Participatory action research is an approach that involves people affected by a problem to work with researchers to understand and address its root causes. In PAR, participants use research-informed action to guide their efforts to create social change. Our PAR projects have involved partnerships with youth, adults and older adults to address social issues such as food justice, racism, substance use, HIV/AIDS risk and prevention, mental health and suicide prevention, and educational inequity, among others.
ICR integrates quantitative, qualitative and specialized methods to conduct community-based research. For example, with community partners, we develop new ways to generate participatory research models, health interventions for older adults and others, and community alliances to promote ethical community research. We develop new techniques to apply ethnographic, geospatial, social network, system dynamics modeling, and sampling methods in research on health disparities, HIV/AIDS risk and prevention, substance use and prevention and other key issues. ICR uses a community gallery to bring together artists, researchers and community members to exchange ideas and envision solutions to social problems. Using participatory video, performance, visual and multimedia expression we creatively combine science and art to design interventions and to disseminate research results to diverse audiences.
ICR provides training and capacity building to individuals and organizations to engage communities, conduct research, mobilize for action, and enhance cultural expression by cultivating community artists. Our training in participatory action research (PAR) is appropriate for people of all ages and levels of research knowledge. We also train researchers to develop trusting, equitable community partnerships to engage in effective collaborative research and build community alliances to increase community/research partners’ ability to conduct research that benefits the community. ICR researchers also train and mentor the next generation of scientists to use mixed methods, interdisciplinary, and specialized methods to conduct community-based research. To learn about more training and capacity building opportunities, visit Work with ICR.

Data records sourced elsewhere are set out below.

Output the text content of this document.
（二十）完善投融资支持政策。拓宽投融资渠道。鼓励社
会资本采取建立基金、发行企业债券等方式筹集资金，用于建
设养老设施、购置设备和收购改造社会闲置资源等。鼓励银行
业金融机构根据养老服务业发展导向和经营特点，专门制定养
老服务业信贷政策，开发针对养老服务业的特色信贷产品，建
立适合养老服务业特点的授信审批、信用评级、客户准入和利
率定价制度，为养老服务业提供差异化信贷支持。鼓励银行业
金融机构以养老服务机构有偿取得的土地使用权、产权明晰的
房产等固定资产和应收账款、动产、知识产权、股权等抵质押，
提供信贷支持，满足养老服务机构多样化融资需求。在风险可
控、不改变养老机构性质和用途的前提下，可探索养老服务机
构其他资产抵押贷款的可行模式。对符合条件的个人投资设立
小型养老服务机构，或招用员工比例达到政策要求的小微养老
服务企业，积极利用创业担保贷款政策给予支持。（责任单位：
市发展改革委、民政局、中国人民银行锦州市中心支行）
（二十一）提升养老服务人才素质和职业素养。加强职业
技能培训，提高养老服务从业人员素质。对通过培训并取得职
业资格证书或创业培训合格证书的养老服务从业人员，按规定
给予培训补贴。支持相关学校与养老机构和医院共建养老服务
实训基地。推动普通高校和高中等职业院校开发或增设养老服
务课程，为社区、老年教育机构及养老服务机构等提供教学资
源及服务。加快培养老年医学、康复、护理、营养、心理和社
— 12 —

ICR’s deep collaborations with diverse communities and partners ensure that our research, interventions, educational, and artistic activities are grounded in cultural experiences, enhance community voice, and recognize and celebrate diversity in cultural expression and language. Through cultural conservation, field-based inquiry, documentation, and public programming, ICR cultivates emerging artists and sustains living cultural traditions and heritage art forms (CHAP) found in our neighborhoods. We also use cultural and artistic expression to design effective health interventions for HIV/AIDS prevention, health in older adults, and youth empowerment to avoid substance use, and to disseminate the results of research through the creative integration of science and art.